It starts as 15 year-old Maria’s modern day love story. She receives a Facebook friend request from a man named Juan who lives in the United States. Maria lives in a small town in Honduras, but her uncle lives in the United States and is Facebook friends with Juan. Juan looks a little older, but his photos show him with nice things, pictured beside a swimming pool, and posed in front of a sports car. Maria and Juan start to chat online. He asks her for her cell phone number, and they talk by phone. He tells Maria she is beautiful and calls her his girlfriend.
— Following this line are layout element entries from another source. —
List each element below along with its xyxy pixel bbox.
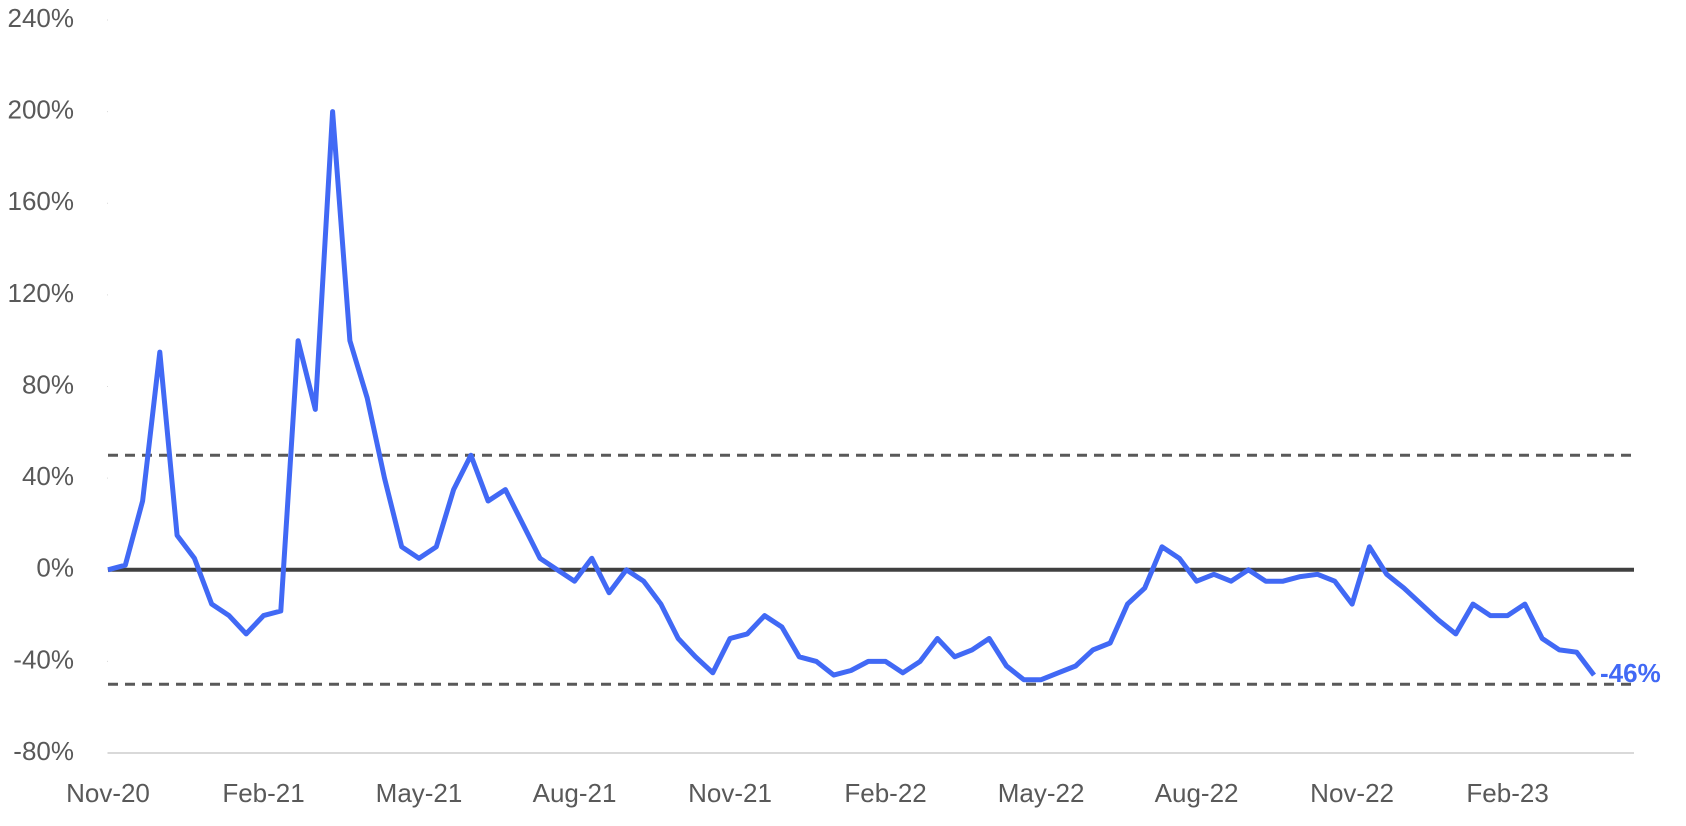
x-tick-label: May-21 <box>376 778 463 808</box>
y-tick-label: 160% <box>8 186 75 216</box>
x-tick-label: May-22 <box>998 778 1085 808</box>
y-tick-label: 200% <box>8 95 75 125</box>
y-tick-label: 0% <box>36 553 74 583</box>
data-line <box>107 109 1596 683</box>
x-tick-label: Feb-23 <box>1466 778 1548 808</box>
x-tick-label: Feb-21 <box>222 778 304 808</box>
y-tick-label: 80% <box>22 369 74 399</box>
y-tick-label: 40% <box>22 461 74 491</box>
x-tick-label: Feb-22 <box>844 778 926 808</box>
y-tick-label: -40% <box>13 644 74 674</box>
x-tick-label: Aug-22 <box>1155 778 1239 808</box>
x-tick-label: Nov-21 <box>688 778 772 808</box>
x-tick-label: Nov-20 <box>66 778 150 808</box>
y-tick-label: 120% <box>8 278 75 308</box>
x-tick-label: Nov-22 <box>1310 778 1394 808</box>
data-label: -46% <box>1600 658 1661 688</box>
y-tick-label: -80% <box>13 736 74 766</box>
x-tick-label: Aug-21 <box>533 778 617 808</box>
y-tick-label: 240% <box>8 3 75 33</box>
Maria tells Juan about her problems at her cousin’s house, where she lives, and Juan says he will help her come to the United States. Maria knows a lot of people who have gone to the U.S., and now they put up photos with nice clothes and smartphones. Maria says yes, and before she knows it, Juan has arranged for a smuggler to bring her through Mexico and into the United States.
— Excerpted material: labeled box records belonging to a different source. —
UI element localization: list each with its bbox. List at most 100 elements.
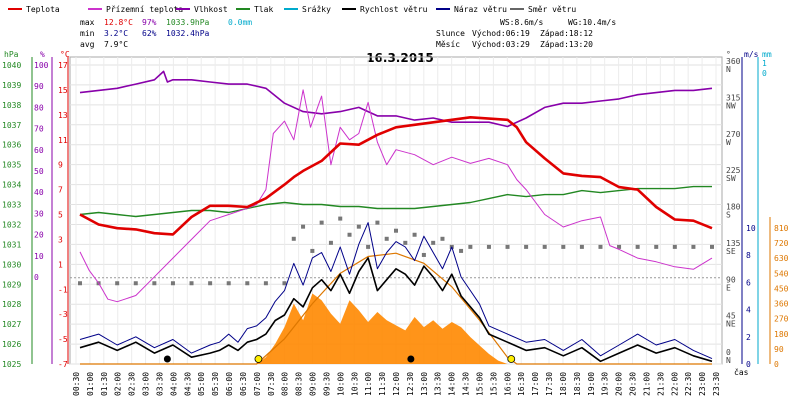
wind-direction-point <box>598 244 603 249</box>
tick-label-temperature: 1 <box>58 260 63 269</box>
wind-direction-point <box>635 244 640 249</box>
tick-label-pressure: 1037 <box>2 121 21 130</box>
x-axis-label: čas <box>734 367 749 377</box>
tick-label-temperature: -1 <box>58 285 68 294</box>
tick-label-time: 08:30 <box>295 372 304 396</box>
line-series <box>78 70 714 363</box>
wind-direction-point <box>347 232 352 237</box>
stat-max-rain: 0.0mm <box>228 18 252 27</box>
wind-direction-point <box>403 240 408 245</box>
wind-direction-point <box>226 281 231 286</box>
tick-label-solar: 360 <box>774 300 789 309</box>
sun-marker <box>254 355 263 363</box>
tick-label-time: 03:30 <box>155 372 164 396</box>
tick-label-temperature: 15 <box>58 86 68 95</box>
tick-label-pressure: 1031 <box>2 240 21 249</box>
tick-label-solar: 90 <box>774 345 784 354</box>
tick-label-time: 02:30 <box>128 372 137 396</box>
legend-label-ground-temperature: Přízemní teplota <box>106 5 183 14</box>
wind-direction-point <box>468 244 473 249</box>
wind-direction-point <box>524 244 529 249</box>
tick-label-solar: 450 <box>774 284 789 293</box>
tick-label-humidity: 60 <box>34 146 44 155</box>
wind-direction-point <box>654 244 659 249</box>
wind-gust-line <box>79 222 713 360</box>
tick-label-temperature: -5 <box>58 335 68 344</box>
tick-label-time: 23:00 <box>698 372 707 396</box>
tick-label-time: 23:30 <box>712 372 721 396</box>
tick-label-cardinal: NW <box>726 101 736 110</box>
tick-label-humidity: 70 <box>34 125 44 134</box>
wind-direction-point <box>208 281 213 286</box>
tick-label-humidity: 50 <box>34 167 44 176</box>
chart-date-title: 16.3.2015 <box>366 51 434 65</box>
tick-label-cardinal: S <box>726 211 731 220</box>
wind-direction-point <box>291 236 296 241</box>
wind-direction-point <box>133 281 138 286</box>
wind-direction-point <box>691 244 696 249</box>
tick-label-time: 09:00 <box>309 372 318 396</box>
legend-label-wind-gust: Náraz větru <box>454 5 507 14</box>
tick-label-time: 17:30 <box>545 372 554 396</box>
unit-hpa: hPa <box>4 50 19 59</box>
tick-label-direction: 0 <box>726 348 731 357</box>
wind-direction-point <box>486 244 491 249</box>
tick-label-time: 21:00 <box>642 372 651 396</box>
tick-label-pressure: 1026 <box>2 340 21 349</box>
tick-label-time: 11:00 <box>364 372 373 396</box>
tick-label-time: 06:00 <box>225 372 234 396</box>
sun-marker <box>507 355 516 363</box>
wind-direction-point <box>319 220 324 225</box>
tick-label-time: 15:00 <box>475 372 484 396</box>
wind-direction-point <box>282 281 287 286</box>
tick-label-time: 04:30 <box>183 372 192 396</box>
axis-ticks: 1040103910381037103610351034103310321031… <box>2 57 789 396</box>
tick-label-pressure: 1039 <box>2 81 21 90</box>
tick-label-temperature: -7 <box>58 360 68 369</box>
tick-label-humidity: 20 <box>34 231 44 240</box>
tick-label-time: 04:00 <box>169 372 178 396</box>
tick-label-time: 18:00 <box>559 372 568 396</box>
tick-label-humidity: 40 <box>34 188 44 197</box>
wind-direction-point <box>366 244 371 249</box>
tick-label-time: 03:00 <box>142 372 151 396</box>
tick-label-temperature: 13 <box>58 111 68 120</box>
stat-max-hum: 97% <box>142 18 157 27</box>
wind-direction-point <box>542 244 547 249</box>
tick-label-humidity: 10 <box>34 252 44 261</box>
tick-label-temperature: 7 <box>58 186 63 195</box>
tick-label-pressure: 1034 <box>2 181 21 190</box>
stat-max-temp: 12.8°C <box>104 18 133 27</box>
stats-block: max 12.8°C 97% 1033.9hPa 0.0mm min 3.2°C… <box>80 18 252 49</box>
wind-direction-point <box>301 224 306 229</box>
tick-label-time: 01:30 <box>100 372 109 396</box>
tick-label-time: 09:30 <box>322 372 331 396</box>
tick-label-cardinal: N <box>726 65 731 74</box>
tick-label-pressure: 1038 <box>2 101 21 110</box>
wind-direction-point <box>431 240 436 245</box>
tick-label-time: 21:30 <box>656 372 665 396</box>
stat-avg-label: avg <box>80 40 95 49</box>
unit-degree: ° <box>726 50 731 59</box>
wind-direction-point <box>440 236 445 241</box>
stat-max-press: 1033.9hPa <box>166 18 210 27</box>
tick-label-rain: 1 <box>762 59 767 68</box>
wind-direction-point <box>170 281 175 286</box>
tick-label-cardinal: N <box>726 356 731 365</box>
wind-direction-point <box>245 281 250 286</box>
legend-label-wind-direction: Směr větru <box>528 5 576 14</box>
tick-label-time: 12:00 <box>392 372 401 396</box>
tick-label-temperature: 17 <box>58 61 68 70</box>
tick-label-pressure: 1035 <box>2 161 21 170</box>
tick-label-time: 05:30 <box>211 372 220 396</box>
info-sun-set: Západ:18:12 <box>540 29 593 38</box>
solar-radiation-area <box>80 293 712 364</box>
info-ws: WS:8.6m/s <box>500 18 544 27</box>
tick-label-pressure: 1030 <box>2 260 21 269</box>
tick-label-time: 10:30 <box>350 372 359 396</box>
wind-direction-point <box>263 281 268 286</box>
wind-direction-point <box>78 281 82 286</box>
tick-label-humidity: 30 <box>34 209 44 218</box>
tick-label-solar: 630 <box>774 254 789 263</box>
tick-label-time: 10:00 <box>336 372 345 396</box>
Maria’s story sounds like the start of many domestic human trafficking stories: a runaway with a complicated family life meets a man who starts as her boyfriend and ends as her pimp. Thanks to the global reach of social media, the nightmare has spread worldwide. Technology and social networking sites like Facebook provide predators an outlet to recruit naïve girls from previously inaccessible areas. Technology has become widely accessible in Central America, even in more rural areas through internet cafes. In Honduras, a country of 8 million, there are 1,073,940 Facebook users. Most users are young and have not been trained to protect themselves or their information on the internet. The result creates the perfect victim: a girl without a family structure to protect her, with few options, and with access to the internet. Girls from Central America meet a “boyfriend” through social media, and that boyfriend pays her journey from Central America. Once the girls are in the United States, they lack immigration status, language ability, knowledge of the laws and the legal system, and a social network. This compounds the problem, making it basically impossible for the girls to leave the trafficking situation.
Long-distance relationship, arranged marriage, or human trafficking? One of the challenges in understanding and finding solutions for these teens is that it is hard to categorize what is going on. At least in the beginning, the girls feel they are in a consensual, long-distance relationship. They want to be swept off their feet, saved from a bad home environment, and the predator knows all the right things to say. Until they have arrived to their “boyfriend’s” home, they do not see anything wrong with the relationship. Family members are often involved, setting up the first contact and approving of the child being smuggled into the United States. This gives the situation an appearance of sanction, making it look like a kind of arranged marriage. However, this arrangement is not based in culture, tradition, or religion, and it is not an agreement made between two loving families. The girl is a child, coming to the United States to live with an adult man she has never met. She is selling herself, agreeing at a minimum to keep house and have sex with an adult man. Furthermore, it is a child agreeing to these terms, with no guarantee of how she will be treated and no way to escape the situation if and when it turns bad.
Federal laws protect victims of human trafficking, but these girls often stay under the radar. Even when they are caught entering the United States, the trafficking issues often go unrecognized. The girls may be deported, or they may wind up with the same family members who approved of the sketchy Facebook “boyfriend.” Even when authorities know what it is going on, they may see it as an abusive romantic relationship rather than a trafficking case.
 U.S. Department of State , Trafficking in Persons Report, June 2011, 372 “U.S. citizen child victims [of sex trafficking] are often runaways, troubled, and homeless youth”; Technology and Human Trafficking: A Project of the USC Annenberg Center on Communication Leadership & Policy “In June 2010, Dwayne Lawson was sentenced to 210 months in a federal prison after pleading guilty to sex trafficking of children. The investigation began when Los Angeles police arrested a teenage girl for prostitution. Investigators learned that the girl was a runaway working for Lawson, who initially ‘contacted the girl in the fall of 2008 on Myspace.com and, after promising to make her a star, gave her a bus ticket from Florida to Las Vegas, Nevada.”
 Jose Kont, Estadísticas de Internet y Redes Sociales en Honduras, 2012, May 18, 2012 available at http://ilifebelt.com/estadisticas-de-internet-y-redes-sociales-en-honduras-2012/2012/05/
 Interview with Violeta Discua, Accredited Representative at the ProBAR Children’s Project on the Texas/Mexico border, “The men are much older than the girls, the girls don’t speak English, the girls don’t have money, the girls don’t know their way around, if/when there are relatives of the girl nearby they are afraid of authority due to their immigration status, etc.”
 Polaris Project, Challenges Facing Child Sex Trafficking Victims: Child Sex Trafficking At-a-Glance, at p.3.
 Interview with immigrant advocate, December 6, 2013, “[M]y concern is the motivation that started the relationship. It is not tradition, it is not religion, it is not an agreement between loving caretakers planning her future; instead it is because the girl lives in poverty and lacks of proper caretakers.”